Branded content should feature an entertaining storyline and be funny and educational in order to engage viewers, according to a new report published by crowdsourced studio Tongal, which recently polled the opinions of almost 500 freelance creatives from its vast freelance and production network.
Opinions on branded content usually come in the form of feedback from the general public and end users on social platforms, but Tongal decided to find out what writers, editors, producers, filmmakers and other creatives like to see in videos. The general consensus is that brand clips should prompt viewers to “laugh or learn.”
Tongal has released an infographic featuring some of the most interesting results from the survey, and perhaps most surprisingly, creatives believe that being “skippable” is the top quality for an advertising experience. Almost a third said that the ability to skip past a clip is important, which placed it ahead of “nonintrusive” (26 per cent), “relevant” (13 per cent) and “creative” (11 per cent).
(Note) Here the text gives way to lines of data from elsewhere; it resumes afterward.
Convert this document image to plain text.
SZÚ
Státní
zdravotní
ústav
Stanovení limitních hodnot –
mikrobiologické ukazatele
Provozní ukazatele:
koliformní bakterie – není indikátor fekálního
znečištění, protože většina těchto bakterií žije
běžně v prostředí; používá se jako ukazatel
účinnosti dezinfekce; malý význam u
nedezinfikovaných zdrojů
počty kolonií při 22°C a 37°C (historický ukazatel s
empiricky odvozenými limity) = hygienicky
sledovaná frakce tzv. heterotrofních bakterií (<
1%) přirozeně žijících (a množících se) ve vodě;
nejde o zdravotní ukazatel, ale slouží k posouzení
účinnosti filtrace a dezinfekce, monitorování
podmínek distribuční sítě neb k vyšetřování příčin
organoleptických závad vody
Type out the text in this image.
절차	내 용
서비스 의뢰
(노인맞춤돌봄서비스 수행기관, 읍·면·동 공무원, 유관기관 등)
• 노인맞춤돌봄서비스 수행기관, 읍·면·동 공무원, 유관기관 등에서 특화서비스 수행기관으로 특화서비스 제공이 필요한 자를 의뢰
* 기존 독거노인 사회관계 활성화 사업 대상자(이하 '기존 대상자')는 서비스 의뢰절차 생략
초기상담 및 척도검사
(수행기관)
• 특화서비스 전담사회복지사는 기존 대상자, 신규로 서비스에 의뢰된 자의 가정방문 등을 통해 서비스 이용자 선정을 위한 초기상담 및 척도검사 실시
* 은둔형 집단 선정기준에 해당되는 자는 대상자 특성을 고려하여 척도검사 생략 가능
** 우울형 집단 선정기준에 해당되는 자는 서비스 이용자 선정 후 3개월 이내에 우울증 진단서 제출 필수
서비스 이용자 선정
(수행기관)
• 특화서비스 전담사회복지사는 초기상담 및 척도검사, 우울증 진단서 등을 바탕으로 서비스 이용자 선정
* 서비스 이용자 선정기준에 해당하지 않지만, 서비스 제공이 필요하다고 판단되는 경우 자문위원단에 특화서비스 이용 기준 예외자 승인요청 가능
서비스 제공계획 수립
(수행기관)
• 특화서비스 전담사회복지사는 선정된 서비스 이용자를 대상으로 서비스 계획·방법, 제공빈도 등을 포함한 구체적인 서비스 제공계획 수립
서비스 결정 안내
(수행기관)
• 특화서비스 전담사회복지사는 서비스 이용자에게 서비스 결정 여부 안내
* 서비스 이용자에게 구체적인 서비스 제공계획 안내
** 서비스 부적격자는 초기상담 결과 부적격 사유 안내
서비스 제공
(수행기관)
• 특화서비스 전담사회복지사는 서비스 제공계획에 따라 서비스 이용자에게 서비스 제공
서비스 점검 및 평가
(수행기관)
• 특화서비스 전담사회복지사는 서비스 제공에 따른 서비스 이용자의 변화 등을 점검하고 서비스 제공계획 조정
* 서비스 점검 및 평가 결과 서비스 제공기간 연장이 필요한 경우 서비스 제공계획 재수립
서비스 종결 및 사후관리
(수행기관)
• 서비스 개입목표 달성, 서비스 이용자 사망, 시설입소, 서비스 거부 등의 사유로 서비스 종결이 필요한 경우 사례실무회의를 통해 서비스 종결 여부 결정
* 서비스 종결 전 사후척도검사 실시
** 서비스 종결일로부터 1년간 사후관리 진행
“People don’t want to be interrupted, they want to be empowered,” Tongal co-founder and CCO James DeJulio said. “They’re just saying: ‘If you ask for my attention, which is a big commitment, you better have something worthy to say.’”
Creatives also prefer authentic experiences in videos, as 51 per cent said that they are “very likely” to watch branded content with real people compared to just 30 per cent for content featuring celebrities and influencers. The presence of the latter also means that 26 per cent of respondents would be unlikely to watch the clip.
When asked about the best creative advice for brands, the top answer from the respondents involves being more receptive to new ideas. Other tips for delivering engaging content campaigns include seeking a diversity of new ideas, allowing for more creative freedom and outlining a clearly defined brief.
Creatives also revealed some of their own personal motivations for working on certain campaigns and branded content. More than a quarter of respondents said that their personal passion for the assignment is of utmost importance, and this factor appears to outweigh the potential for outside recognition for a project, as only five per cent said that the “chance to win awards” is a top priority.